The fire-retardant coating 5 has a fire-retardant limit of 2.3 hours.

Comparative example 1:

weighing the following preparation components in parts by mass: 5 parts of white bentonite, 10 parts of antimony phosphate, 30 parts of aluminum phosphate and 55 parts of alumina fiber; pouring the components into a vertical high-speed mixer, mixing, adding 100 parts of acrylate emulsion, and stirring for 15min to obtain the comparative coating 1.
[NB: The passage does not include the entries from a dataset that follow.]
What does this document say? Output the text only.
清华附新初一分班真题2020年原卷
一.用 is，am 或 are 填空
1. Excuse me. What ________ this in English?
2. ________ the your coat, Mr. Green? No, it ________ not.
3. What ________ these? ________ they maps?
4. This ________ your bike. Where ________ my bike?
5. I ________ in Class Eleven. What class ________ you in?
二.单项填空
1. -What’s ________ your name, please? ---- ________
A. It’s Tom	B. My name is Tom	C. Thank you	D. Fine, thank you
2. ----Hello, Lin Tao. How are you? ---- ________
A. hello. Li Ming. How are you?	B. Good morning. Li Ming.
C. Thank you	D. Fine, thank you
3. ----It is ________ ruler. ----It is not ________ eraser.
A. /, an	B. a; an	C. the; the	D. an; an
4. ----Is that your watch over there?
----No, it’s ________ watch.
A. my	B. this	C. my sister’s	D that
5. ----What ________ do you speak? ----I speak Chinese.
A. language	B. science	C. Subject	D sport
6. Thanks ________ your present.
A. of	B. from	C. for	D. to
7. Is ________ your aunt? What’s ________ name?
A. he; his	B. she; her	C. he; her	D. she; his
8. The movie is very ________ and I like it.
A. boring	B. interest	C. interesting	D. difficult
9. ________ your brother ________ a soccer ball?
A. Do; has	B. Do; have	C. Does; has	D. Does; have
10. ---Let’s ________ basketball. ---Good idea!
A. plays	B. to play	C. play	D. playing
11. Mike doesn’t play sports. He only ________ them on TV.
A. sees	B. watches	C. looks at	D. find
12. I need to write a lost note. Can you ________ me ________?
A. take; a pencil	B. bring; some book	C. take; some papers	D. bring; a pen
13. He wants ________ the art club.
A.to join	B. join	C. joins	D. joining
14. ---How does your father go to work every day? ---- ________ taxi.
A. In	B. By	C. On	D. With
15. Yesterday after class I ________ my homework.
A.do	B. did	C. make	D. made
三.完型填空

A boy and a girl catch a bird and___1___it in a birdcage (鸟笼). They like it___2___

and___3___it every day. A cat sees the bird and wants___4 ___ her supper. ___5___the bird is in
The fire limit of comparative coating 1 was found to be 0.7 h.

Comparative example 2:

weighing the following preparation components in parts by mass: 35 parts of white bentonite, 50 parts of antimony phosphate, 5 parts of aluminum phosphate and 10 parts of alumina fiber; pouring the components into a vertical high-speed mixer, mixing, adding 100 parts of acrylate emulsion, and stirring for 15min to obtain the comparative coating 2.

The fire limit of comparative coating 2 was experimentally determined to be 0.8 h.

The preparation components and the fire endurance of the examples and comparative examples are shown in the following table:

TABLE 1 preparation Components and fire limits of the examples and comparative examples

In the table, the refractory limit temperature is hour, h.

As can be seen from table 1, the addition ratio of the white bentonite and the antimony phosphate has a large influence on the fire resistance limit of the composition, when the addition ratio of the white bentonite and the antimony phosphate is lower than the preset ratio, the glassy viscous substance is not easily formed, and when the addition ratio of the white bentonite and the antimony phosphate exceeds the preset ratio, the glassy viscous substance is not easily decomposed to release volatile components, and micropores in the generated ceramic substance are not easily formed, thereby affecting the fire resistance limit.

In light of the foregoing description of the preferred embodiment of the present invention, many modifications and variations will be apparent to those skilled in the art without departing from the spirit and scope of the invention. The technical scope of the present invention is not limited to the contents of the specification, and must be determined according to the scope of the claims.